Vigile Pascale : au milieu de la mer
Au milieu de la mer
Frères et sœurs, dans la lecture de l’Exode, il y a une expression qui revient à cinq ou six reprises : « au milieu de la mer » Trois fois, elle concerne les fils d’Israël : avant qu’ils entrent au milieu de la mer, pendant qu’ils s’engagent au milieu de la mer, et après qu’ils sont passés au milieu de la mer. Commençons par la fin.
Aujourd’hui, nous sommes comme ces fils d’Israël qui ont « marché au milieu de la mer à pied sec ». Parvenus sur l’autre rive, ils voient la mer revenue à sa place, les Égyptiens engloutis jusqu’au dernier, et ils laissent éclater leur joie.
En effet, pour le peuple d’Israël, qui n’est pas un peuple de marins, la mer, c’est la mort ; c’est le domaine du mal et des forces du chaos, des bêtes monstrueuses qui menacent les êtres humains. Lorsque le Seigneur Jésus marche sur la mer, il manifeste ainsi sa puissance qui s’étend même sur les forces de la mort.
Pour Israël, la mer, c’est la mort, et l’Egypte, c’est la servitude, l’esclavage, l’absence d’avenir. Ce jour-là, Israël s’est retrouvé pris en tenaille entre l’une et l’autre : ou bien la mort, ou bien l’esclavage. Dans tous les cas, c’était l’échec de la promesse de Dieu à Abraham. L’impasse totale.
Le Seigneur Jésus lui aussi s’est retrouvé pris en tenaille : ou bien recourir au mensonge et à la violence pour échapper aux mains de ses ennemis, ou bien se laisser conduire par eux à une mort certaine. Ou bien renier tout ce qu’il avait fait et enseigné jusque là, ou bien souffrir la torture et la mort sur la croix. Dans tous les cas, c’était l’échec du dessein du Père pour l’humanité. L’impasse totale.

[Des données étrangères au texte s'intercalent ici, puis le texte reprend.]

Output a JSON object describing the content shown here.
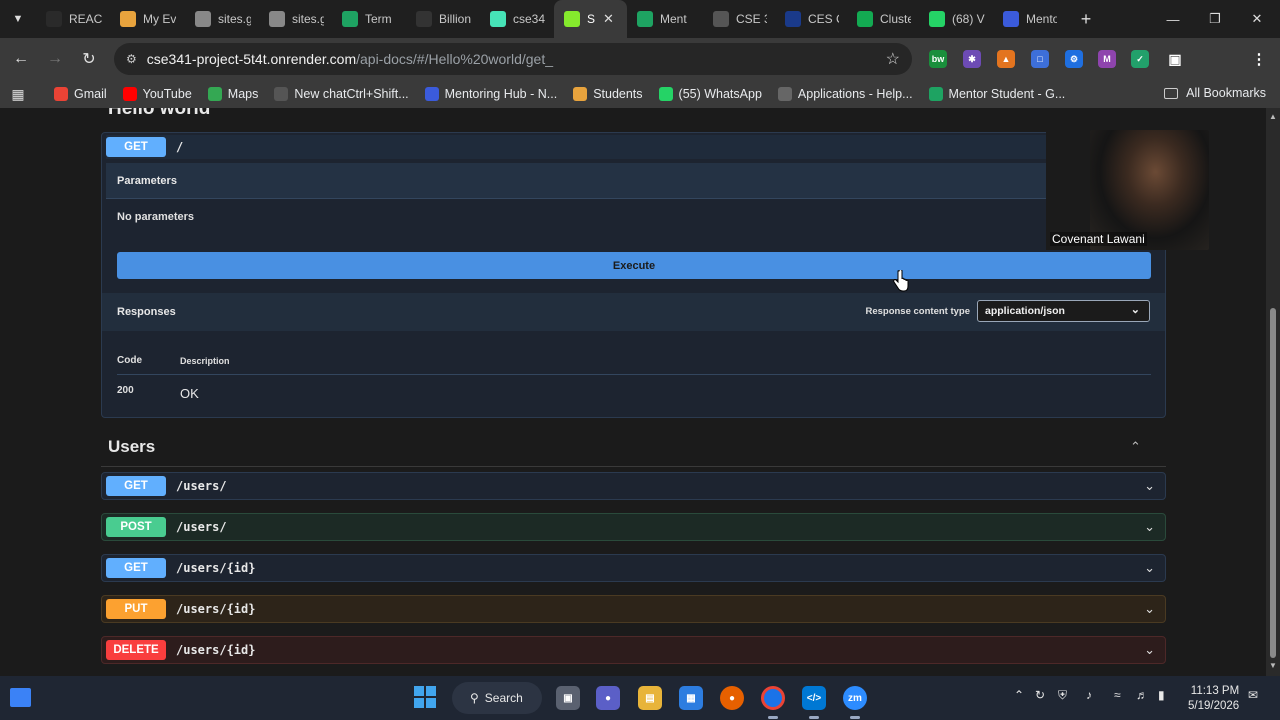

Il n’y a pas d’impasse pour Dieu. Sa main est assez puissante pour délivrer au-delà de tout espoir. Israël a vu l’Egypte entrer au milieu de la mer et la mer se refermer sur elle. La mer est derrière nous, l’Egypte est derrière nous : plus jamais la mort, plus jamais l’esclavage. La lourde pierre du tombeau non plus n’a pas pu retenir le Fils, n’a pas pu empêcher la main du Père de le ressusciter d’entre les morts. Le tombeau est derrière : il est vivant et n’y retournera plus jamais. Alléluia !
Frères et sœurs, revenons à notre expression « au milieu de la mer. » Aujourd’hui nous sommes aussi comme ces fils d’Israël qui « entrèrent au milieu de la mer à pied sec, les eaux formant une muraille à leur droite et à leur gauche », poursuivis par les Egyptiens. Aujourd’hui, nous sommes encore d’une certaine façon au milieu de la mer.
Le jour de notre baptême, nous avons été plongés dans la mort du Christ. C’est saint Paul qui nous le dit ce soir : « Nous tous qui avons été unis au Christ Jésus, c’est à sa mort que nous avons été unis par le baptême… nous avons été mis au tombeau avec lui. » Nous croyons que, comme le Christ est ressuscité, nous ressusciterons nous aussi. Toutefois, même si la vie nouvelle est déjà commencée, nous n’en voyons encore que les prémices.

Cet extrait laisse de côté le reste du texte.